Most of the ruins we find will never make sense to us because they operate on timescales that are not ours. As far as human history is concerned, with a bit of luck, we can go back almost three hundred thousand years in the past. Three hundred thousand years is nothing on the cosmic scale. Some of the alien civilisations we know about were already gone when life first evolved on Earth three billion years ago. If alien civilisations existed and thrived before our eyes, comprehending them would already be difficult, for we have no basis of comparison, while even the most ancient humans shared a physical form with us if anything else. With up to millions of years between us, this task becomes almost impossible.

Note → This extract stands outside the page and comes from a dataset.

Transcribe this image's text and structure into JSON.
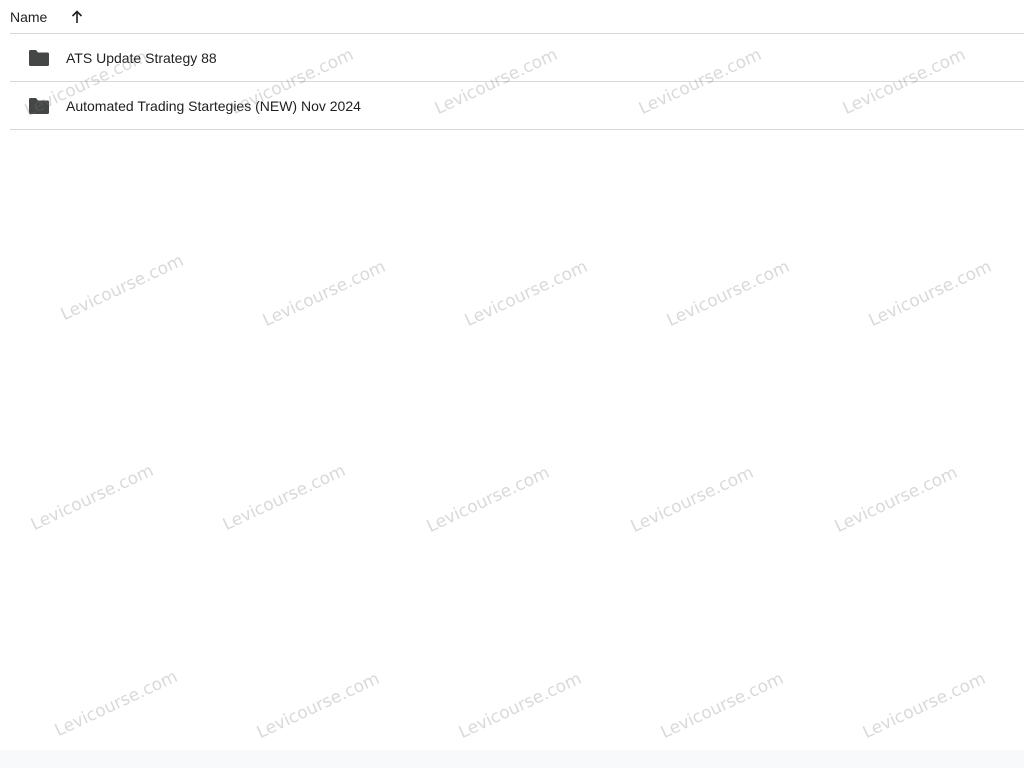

The geometry drive vanquished space, but it cannot do anything against time. Time makes technology impossible to understand. Time merges civilisations that might have never met each other. Time creates chasms that even the most clever AI cannot bridge. Time dissolves anything and everything, it leaves us alone in space.
Maybe our civilisation will reclaim the Milky Way, scattering in a thousand interconnected cultures and societies, recreating the empires of old almost by default, joining the cycle of galactic history once again.
Or perhaps we will build something different. Perhaps we will never stop moving. Ever further, ever further in the void, looking for something we'll never find — aliens we can understand.